On a Thursday afternoon, Alvaro Barrington is slumped on a rattan bench at Tate Britain. It’s as if he’s been lulled by the sound of rain hitting the corrugated steel roof above us, as well as the ambient soundtrack that courses through the gallery space. And his outfit is similarly relaxed: a cosy sweater and tracksuit bottoms that complements his unassuming personality. “I think of myself as a very lazy artist, even though I work all the time,” he says cheerfully, sinking deeper into the chair. “I’ve learned to embrace every part of every moment because a lazy conversation may inspire something five years down the line.”

This openness was integral to Grace, Barrington’s three-section installation on display at Tate Britain’s Duveen Galleries until the end of January.

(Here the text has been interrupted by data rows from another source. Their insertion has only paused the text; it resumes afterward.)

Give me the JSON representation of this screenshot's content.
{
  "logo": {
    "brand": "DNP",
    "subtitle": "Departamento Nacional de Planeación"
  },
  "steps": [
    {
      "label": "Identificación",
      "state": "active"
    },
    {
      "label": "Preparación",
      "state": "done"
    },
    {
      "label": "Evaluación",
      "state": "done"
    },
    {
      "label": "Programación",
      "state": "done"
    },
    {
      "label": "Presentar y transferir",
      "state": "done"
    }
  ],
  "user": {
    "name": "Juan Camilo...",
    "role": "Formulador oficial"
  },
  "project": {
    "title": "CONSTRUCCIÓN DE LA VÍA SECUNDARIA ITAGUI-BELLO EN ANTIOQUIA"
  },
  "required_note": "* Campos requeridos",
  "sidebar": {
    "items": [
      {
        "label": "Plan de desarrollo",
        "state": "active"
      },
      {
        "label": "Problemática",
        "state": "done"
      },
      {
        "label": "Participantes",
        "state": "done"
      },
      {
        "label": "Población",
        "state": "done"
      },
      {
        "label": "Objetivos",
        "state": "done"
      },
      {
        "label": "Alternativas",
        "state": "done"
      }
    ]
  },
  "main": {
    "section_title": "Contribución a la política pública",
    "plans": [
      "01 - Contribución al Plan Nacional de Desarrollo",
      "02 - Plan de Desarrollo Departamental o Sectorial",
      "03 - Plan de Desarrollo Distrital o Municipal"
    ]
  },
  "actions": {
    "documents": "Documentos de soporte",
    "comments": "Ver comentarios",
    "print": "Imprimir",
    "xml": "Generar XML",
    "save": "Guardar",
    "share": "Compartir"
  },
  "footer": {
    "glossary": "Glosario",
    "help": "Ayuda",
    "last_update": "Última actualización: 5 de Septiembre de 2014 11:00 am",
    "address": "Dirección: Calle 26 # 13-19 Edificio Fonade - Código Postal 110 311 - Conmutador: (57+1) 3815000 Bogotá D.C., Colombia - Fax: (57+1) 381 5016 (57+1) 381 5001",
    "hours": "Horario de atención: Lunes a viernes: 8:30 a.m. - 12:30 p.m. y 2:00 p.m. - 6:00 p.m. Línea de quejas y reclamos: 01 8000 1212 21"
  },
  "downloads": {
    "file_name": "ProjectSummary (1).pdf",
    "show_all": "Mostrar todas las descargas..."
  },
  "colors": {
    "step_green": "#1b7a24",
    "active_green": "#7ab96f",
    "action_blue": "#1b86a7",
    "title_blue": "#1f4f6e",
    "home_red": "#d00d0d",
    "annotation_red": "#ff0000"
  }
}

For the show, supported by Bottega Veneta, the artist collaborated with over three dozen creatives including Jawara Alleyne, Dev Hynes and NTS’ Femi Adeyemi. “Painting can often be so much about just one person and the canvas, and so painters don’t necessarily know how to collaborate,” he says. “But I thought, ‘How does art show up in the Black community in a way that I understand?’ Even though I’m a painter, I see it through crocheting, braiding, multiple other ways.”

The corrugated roof, rain, music and benches reference Barrington’s childhood memories growing up at his grandmother’s house in Grenada. “My mom got pregnant with me when she was 17, and my grandma, like many grandmothers [in Grenada], was like ‘send him to me,’” he says. “That was something we took for granted in our community,” he says. “Everybody grew up with their grandma.” 

In the North Gallery, a boarded-up kiosk has been made to American prison-cell dimensions, with church pews facing the sculpture. The work draws from the injustices committed against Black men in 80s and 90s America. “Kids would go to buy a bag of chips from the store, and cops would arrest everybody who was at the corner assuming you were selling drugs with them,” Barrington explains. “A lot of the women in the community turned to church because the system felt so impossible.” 

Yet most striking of all is the three-metre high figure in the central rotunda, depicting Barrington’s lifelong friend Samantha. She is dressed in carnival attire, designed by Alleyne, and dances among steelpans and paintings reminiscent of various carnival traditions. “It doesn’t happen in many other cultures that a man or a woman can be in a bikini dancing in public, and everybody knows that’s their space to engage with their body however they want to,” says Barrington.